ING. Alexander Markl

Wo kommen wir her, wo gehen wir hin und gibt es eigentlich ein Leben vor dem Tod?
Fragen über Fragen, doch LeserInnen des Firefighters können sich freuen, denn sie erhalten eine Antwort: Wir kommen von daheim, gehen in den Dienst und das - wenn man die aktuellen Debatten vefolgt - möglichst bis zum Tod. So einfach ist das.
Aber halt, denn an dieser Stelle stellt sich eine wichtige Frage: Wollen wir das wirklich?
Es ist modern geworden, die Leistungen der Beamten in Frage zu stellen. Nach Einsparungsmöglichkeiten gefragt, wissen die meisten Politiker auch sofort, wo man den Rotstift ansetzen könnte: beim öffentlichen Dienst. Auch in diversen Medien wird zeitgeistkonform immer wieder von „Mehr privat und weniger Staat“ gesprochen. Auch dass Privatfirmen alles viel besser und professioneller können, wird gerne publiziert.
Aber aufgepasst: In Österreich gab es mehrere Monate keine Regierung. Trotzdem, böse Zungen behaupten, gerade deswegen brach kein Staatsnotstand aus und unter anderem wurden auch alle Brände erwartungsgemäß gelöscht. Wenn in einer derartigen Situation alle anfallenden Aufgaben problemlos bewältigt werden bedeutet das, dass hier ganz offensichtlich grossartige Beamte am Werk sind! Zu den ohnehin nicht schwindelerregenden Bezügen dieser Berufsgruppe ist folgendes anzumerken: Who gives peanuts just gets monkeys!

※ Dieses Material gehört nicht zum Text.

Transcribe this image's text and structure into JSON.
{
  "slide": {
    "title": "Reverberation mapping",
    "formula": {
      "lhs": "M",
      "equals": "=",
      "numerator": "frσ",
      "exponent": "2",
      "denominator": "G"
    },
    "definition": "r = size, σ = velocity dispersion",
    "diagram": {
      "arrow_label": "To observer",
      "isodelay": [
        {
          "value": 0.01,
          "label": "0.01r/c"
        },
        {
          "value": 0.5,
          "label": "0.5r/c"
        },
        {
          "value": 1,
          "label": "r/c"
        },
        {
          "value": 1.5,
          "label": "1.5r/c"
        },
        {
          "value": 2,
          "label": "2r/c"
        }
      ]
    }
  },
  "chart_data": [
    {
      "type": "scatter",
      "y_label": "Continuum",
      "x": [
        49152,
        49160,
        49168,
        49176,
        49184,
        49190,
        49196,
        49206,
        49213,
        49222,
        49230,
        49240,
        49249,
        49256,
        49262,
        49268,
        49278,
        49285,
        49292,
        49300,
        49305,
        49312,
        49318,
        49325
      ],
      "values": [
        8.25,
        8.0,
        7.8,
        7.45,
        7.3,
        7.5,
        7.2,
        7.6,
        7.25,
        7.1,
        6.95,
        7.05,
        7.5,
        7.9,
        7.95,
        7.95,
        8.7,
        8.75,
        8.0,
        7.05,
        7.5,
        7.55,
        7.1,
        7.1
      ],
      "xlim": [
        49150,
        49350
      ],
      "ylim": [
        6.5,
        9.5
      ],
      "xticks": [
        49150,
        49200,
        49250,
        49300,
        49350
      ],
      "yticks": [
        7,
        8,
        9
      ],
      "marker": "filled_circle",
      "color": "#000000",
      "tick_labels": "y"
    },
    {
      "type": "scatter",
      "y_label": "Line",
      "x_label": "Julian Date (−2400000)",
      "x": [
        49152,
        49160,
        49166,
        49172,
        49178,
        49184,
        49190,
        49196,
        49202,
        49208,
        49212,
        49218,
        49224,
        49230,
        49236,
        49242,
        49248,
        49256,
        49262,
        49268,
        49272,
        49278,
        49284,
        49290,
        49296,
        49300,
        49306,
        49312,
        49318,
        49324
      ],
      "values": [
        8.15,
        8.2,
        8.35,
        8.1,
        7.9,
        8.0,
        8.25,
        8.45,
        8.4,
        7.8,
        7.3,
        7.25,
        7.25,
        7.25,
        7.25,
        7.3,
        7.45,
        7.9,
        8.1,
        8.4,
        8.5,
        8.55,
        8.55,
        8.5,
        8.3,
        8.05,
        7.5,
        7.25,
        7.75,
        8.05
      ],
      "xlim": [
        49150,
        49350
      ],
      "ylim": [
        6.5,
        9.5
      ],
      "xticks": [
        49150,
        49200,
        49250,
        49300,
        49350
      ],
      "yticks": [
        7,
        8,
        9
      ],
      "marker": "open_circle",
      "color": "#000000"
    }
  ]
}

Auf die Feuerwehr - und hier speziell auf die jüngeren Kollegen wie mich (:-)) - kommen unter Umständen schwierige Zeiten zu. Es erscheint daher angebracht, kontinuierlich auf die Risiken, Gefahren und gesundheitsschädlichen Konsequenzen dieses Jobs hinzuweisen. Aber auch den Maßnahmen zur Erhaltung der Gesundheit soll im Firefighter in Zukunft Raum gewidmet werden, allerdings ohne erhobenen Zeigefinger, wie es in der Vergangenheit angeblich passiert ist. Schließlich leben Menschen, die gar kein kleines Laster haben, meist auch nicht viel länger als die anderen, es kommt ihnen nur wie eine Ewigkeit vor!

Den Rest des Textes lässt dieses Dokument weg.